As the use of smartphones and other mobile devices becomes more prevalent, we’ve grown accustomed to ‘capturing [and sharing] the moment’ on these devices using various apps like Instagram, WhatsApp, and Twitter. Think about spotting a celebrity or passing a witty billboard – we instinctively reach for our phones to share this information with others.
But what if these same instincts could also help facilitate real-time information sharing during an unfolding incident?
At the Secured Cities Conference a few weeks back, the technology that really caught my eye was a mobile app that enables first responders, security personnel, or just about anyone to communicate multimedia incident information . Various companies offered different versions of this app, which allows users to send an alert about an event, along with location information (X, Y, Z coordinates), and even images and videos of an incident scene.
The logic behind this seems to be that if responders know about a situation sooner and have access to rich, accurate, real-time information on the ‘what, where, when and why,’ situational awareness goes up and response time goes down. I can see how this mobile app would be invaluable to cities, PSAPs, government and private organizations, and even ordinary citizens.
I’ve been immersed in developing NICE solutions to help PSAPs capture and manage multimedia communications for Next Generation 9-1-1 (NG9-1-1) for the past decade and I see this new trend as another positive step in the same direction. While NG9-1-1 will empower citizens to communicate with 9-1-1 centers in new ways, these apps, powered by Public Safety broadband and other delivery mechanisms, will extend multimedia communications even further, unlocking real-time collaboration and data flow far beyond the capacities of spoken communication.

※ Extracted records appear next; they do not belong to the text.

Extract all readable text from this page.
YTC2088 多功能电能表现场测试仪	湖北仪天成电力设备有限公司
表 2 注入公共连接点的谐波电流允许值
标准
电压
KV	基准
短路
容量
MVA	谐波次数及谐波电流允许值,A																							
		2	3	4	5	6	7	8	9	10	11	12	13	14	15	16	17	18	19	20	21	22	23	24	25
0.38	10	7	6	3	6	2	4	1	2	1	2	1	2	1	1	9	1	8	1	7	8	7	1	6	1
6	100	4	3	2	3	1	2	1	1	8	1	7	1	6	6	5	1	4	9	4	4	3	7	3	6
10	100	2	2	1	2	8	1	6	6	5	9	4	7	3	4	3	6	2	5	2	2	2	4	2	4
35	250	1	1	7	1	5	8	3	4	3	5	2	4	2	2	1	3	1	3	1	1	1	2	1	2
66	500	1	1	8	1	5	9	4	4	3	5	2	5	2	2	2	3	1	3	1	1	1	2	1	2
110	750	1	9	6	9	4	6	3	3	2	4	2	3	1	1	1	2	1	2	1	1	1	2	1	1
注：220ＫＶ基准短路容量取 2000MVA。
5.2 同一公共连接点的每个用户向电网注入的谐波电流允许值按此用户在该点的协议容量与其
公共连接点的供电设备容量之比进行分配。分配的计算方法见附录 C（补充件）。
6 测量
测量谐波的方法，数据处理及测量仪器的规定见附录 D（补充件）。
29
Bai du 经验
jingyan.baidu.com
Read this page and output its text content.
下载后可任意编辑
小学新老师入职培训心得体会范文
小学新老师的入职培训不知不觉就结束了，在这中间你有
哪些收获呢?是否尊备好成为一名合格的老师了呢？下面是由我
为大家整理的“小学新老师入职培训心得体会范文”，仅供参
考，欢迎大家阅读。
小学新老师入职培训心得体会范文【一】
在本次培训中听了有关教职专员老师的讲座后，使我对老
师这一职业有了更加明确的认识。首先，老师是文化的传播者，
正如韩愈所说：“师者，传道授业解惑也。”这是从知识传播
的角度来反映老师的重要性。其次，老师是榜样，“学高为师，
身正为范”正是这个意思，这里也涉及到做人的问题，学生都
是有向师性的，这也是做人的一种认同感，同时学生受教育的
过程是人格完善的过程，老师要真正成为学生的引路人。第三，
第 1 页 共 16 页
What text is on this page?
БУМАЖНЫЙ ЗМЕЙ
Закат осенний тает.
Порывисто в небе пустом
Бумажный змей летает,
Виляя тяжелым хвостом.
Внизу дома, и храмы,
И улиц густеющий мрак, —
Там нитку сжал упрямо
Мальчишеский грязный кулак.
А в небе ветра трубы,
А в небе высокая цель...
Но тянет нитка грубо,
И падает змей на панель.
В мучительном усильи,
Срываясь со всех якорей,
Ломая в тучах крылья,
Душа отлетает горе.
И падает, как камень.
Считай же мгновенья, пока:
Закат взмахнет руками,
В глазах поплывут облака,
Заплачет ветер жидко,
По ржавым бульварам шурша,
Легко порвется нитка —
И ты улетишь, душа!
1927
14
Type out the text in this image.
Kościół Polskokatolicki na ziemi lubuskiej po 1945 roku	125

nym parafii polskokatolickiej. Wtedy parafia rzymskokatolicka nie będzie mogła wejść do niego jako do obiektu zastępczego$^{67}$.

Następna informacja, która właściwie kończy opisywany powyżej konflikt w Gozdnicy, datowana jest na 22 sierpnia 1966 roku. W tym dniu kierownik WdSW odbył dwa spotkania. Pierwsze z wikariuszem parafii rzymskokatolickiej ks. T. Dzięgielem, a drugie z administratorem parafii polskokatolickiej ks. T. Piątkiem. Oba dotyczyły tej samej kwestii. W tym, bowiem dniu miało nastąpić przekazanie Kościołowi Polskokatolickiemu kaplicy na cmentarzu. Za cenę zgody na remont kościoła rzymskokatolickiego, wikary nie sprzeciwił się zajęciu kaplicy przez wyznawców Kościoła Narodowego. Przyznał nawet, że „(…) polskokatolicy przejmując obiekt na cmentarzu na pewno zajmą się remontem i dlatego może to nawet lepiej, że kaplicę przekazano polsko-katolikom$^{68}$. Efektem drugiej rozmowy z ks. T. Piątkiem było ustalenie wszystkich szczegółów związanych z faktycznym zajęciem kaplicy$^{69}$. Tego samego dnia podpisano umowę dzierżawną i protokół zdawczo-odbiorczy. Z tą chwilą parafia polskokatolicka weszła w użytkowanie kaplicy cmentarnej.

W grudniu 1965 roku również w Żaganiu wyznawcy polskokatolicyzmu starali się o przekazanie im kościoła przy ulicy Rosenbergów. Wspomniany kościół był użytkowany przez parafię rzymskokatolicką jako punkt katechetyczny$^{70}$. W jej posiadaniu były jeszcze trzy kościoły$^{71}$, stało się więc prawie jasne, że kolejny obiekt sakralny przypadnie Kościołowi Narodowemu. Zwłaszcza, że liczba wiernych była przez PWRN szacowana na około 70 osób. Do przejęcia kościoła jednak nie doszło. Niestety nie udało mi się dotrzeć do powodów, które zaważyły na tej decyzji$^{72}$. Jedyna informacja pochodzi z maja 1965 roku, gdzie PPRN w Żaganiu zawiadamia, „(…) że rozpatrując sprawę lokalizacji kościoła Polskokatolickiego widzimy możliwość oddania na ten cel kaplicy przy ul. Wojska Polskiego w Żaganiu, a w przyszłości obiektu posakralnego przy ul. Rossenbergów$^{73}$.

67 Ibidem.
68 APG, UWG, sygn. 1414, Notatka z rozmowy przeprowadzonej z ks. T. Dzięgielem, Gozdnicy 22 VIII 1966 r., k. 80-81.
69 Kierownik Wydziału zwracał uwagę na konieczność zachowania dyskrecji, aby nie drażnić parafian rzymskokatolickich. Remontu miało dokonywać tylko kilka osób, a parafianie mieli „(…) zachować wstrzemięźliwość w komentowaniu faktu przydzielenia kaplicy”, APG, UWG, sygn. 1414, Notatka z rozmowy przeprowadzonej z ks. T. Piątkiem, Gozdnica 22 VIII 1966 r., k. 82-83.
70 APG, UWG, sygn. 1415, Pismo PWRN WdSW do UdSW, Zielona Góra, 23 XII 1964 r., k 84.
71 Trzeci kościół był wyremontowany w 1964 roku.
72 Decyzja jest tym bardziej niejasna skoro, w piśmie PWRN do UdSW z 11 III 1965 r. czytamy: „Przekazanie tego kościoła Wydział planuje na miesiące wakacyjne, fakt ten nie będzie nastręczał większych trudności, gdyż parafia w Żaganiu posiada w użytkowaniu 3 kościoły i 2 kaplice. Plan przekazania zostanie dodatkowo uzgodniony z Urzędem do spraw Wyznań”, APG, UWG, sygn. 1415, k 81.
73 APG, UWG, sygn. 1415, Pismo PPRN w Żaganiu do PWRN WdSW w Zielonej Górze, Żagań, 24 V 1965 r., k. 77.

Ten years ago, when multimedia communication was still a novelty in the public safety industry, it would have been hard to imagine the types of mobile apps on display at Secured Cities. Of course, I knew NG9-1-1 was coming. I knew that PSAPs would need a tool to capture and accurately reconstruct these complex multimedia communications. But no one could have predicted how far this would go.
It’s very exciting and affirming to see these types of developments, and I can’t wait to see what’s on tap at next year’s Secured Cities conference.